Jeffery Herman, attorney for the plaintiffs in the civil cases against Rabbi Yehuda Kolko and Yeshiva Torah Temimah, was on Zev Brenner’s radio show tonight. Herman noted that one basis for the lawsuits was "fraudulent concealment" by Torah Temimah and others to protect Kolko and the yeshiva. He later noted that concealment was as bad as the worst of what he saw in the Catholic Church. But, Herman noted, it isn’t the same, because there is not a central authority like a diocese pulling the strings.
I’m not so sure. If you look at this timetable of Kolko’s crimes, you’ll note several coverups. You’ll also note many figures involved in these coverups play(ed) national roles with both Agudath Israel of America and Torah Umesorah. I think both can and should be targets of civil suits, and I don’t see why criminal charges cannot be brought against their leaders, as well.

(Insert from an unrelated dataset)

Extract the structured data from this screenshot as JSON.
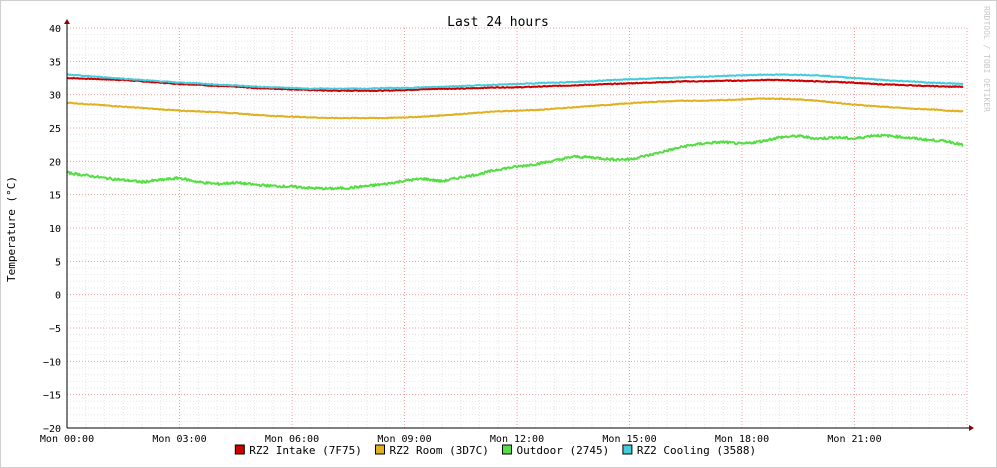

If you know a man is accused of abuse, not once but many times, and you let him alone with children nonetheless, that should reach the bar of criminal negligence. For example, when Rabbi Elya Svei allegedly refused to deal with Kolko’s abuse, he was the senior rabbinic figure in Agudah and in Torah Umesora, and made his decision for Torah Umesorah, the organization of haredi day schools and yeshivot. How much more central can you get?
The policy Rabbi Svei set down – which, it is alleged, was meant to protect TU and Agudah from lawsuits – endangered children. Some of those endangered children were later abused by Kolko, including a 6 year old boy in 2003. This is like an ongoing criminal conspiracy and, as such, should not be covered under the statute of limitations.
Can the gedolim be charged? I hope they both can be and are.